Dapagliflozin attenuates pressure overload-induced myocardial remodeling in mice via activating SIRT1 and inhibiting endoplasmic reticulum stress

  • Acta Pharmacol Sin. 2022 Jul;43(7):1721-1732. doi: 10.1038/s41401-021-00805-2.
Fang-Fang Ren 1 Zuo-Yi Xie 1 Yi-Na Jiang 1 Xuan Guan 1 Qiao-Ying Chen 1 Teng-Fang Lai 2 Lei Li 3
Affiliations

Affiliations

  • 1 Department of Cardiology, Institute of Cardiovascular Development and Translational Medicine, The Second Affiliated Hospital of Wenzhou Medical University, Wenzhou, 325027, China.
  • 2 Department of Cardiology, The Affiliated Hospital of Youjiang Medical University for Nationalities, Baise, 533000, China. [email protected].
  • 3 Department of Cardiology, Institute of Cardiovascular Development and Translational Medicine, The Second Affiliated Hospital of Wenzhou Medical University, Wenzhou, 325027, China. [email protected].
Abstract

Endoplasmic reticulum stress-mediated Apoptosis plays a vital role in the occurrence and development of heart failure.
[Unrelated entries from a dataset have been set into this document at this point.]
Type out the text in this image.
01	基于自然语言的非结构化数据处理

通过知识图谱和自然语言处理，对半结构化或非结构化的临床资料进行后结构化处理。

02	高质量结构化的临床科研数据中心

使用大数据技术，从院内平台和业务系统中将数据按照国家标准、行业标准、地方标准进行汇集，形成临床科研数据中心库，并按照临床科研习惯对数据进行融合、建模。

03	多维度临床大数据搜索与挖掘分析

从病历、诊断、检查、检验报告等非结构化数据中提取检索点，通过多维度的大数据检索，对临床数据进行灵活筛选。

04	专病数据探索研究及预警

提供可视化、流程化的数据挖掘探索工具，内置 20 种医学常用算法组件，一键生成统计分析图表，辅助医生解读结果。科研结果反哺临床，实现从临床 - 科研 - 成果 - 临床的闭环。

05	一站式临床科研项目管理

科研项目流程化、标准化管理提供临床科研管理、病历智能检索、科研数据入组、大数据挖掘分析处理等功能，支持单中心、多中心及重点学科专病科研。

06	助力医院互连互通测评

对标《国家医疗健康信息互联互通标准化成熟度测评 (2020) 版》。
Dapagliflozin (DAPA), a new type of sodium-glucose cotransporter 2 (SGLT2) inhibitor, is an oral hypoglycemic drug that reduces glucose reabsorption by the kidneys and increases glucose excretion in the urine. Studies have shown that DAPA may have the potential to treat heart failure in addition to controlling blood sugar. This study explored the effect of DAPA on endoplasmic reticulum stress-related Apoptosis caused by heart failure. In vitro, we found that DAPA inhibited the expression of cleaved Caspase 3, Bax, C/EBP homologous protein (CHOP), and glucose-regulated protein78 (GRP78) and upregulated the cardiomyoprotective protein Bcl-2 in angiotensin II (Ang II)-treated cardiomyocytes. In addition, DAPA promoted the expression of silent information regulator factor 2-related Enzyme 1 (SIRT1) and suppressed the expression of activating transcription factor 4 (ATF4) and the ratios p-PERK/PERK and p-eIF2α/eIF2α. Notably, the therapeutic effect of DAPA was weakened by pretreatment with the SIRT1 Inhibitor EX527 (10 μM). Simultaneous administration of DAPA inhibited the Ang II-induced transformation of fibroblasts into myofibroblasts and inhibited fibroblast migration. In summary, our present findings first indicate that DAPA could inhibit the PERK-eIF2α-CHOP axis of the ER stress response through the activation of SIRT1 in Ang II-treated cardiomyocytes and ameliorate heart failure development in vivo.

Keywords

DAPA; SIRT1; endoplasmic reticulum stress; heart failure; ventricular remodeling.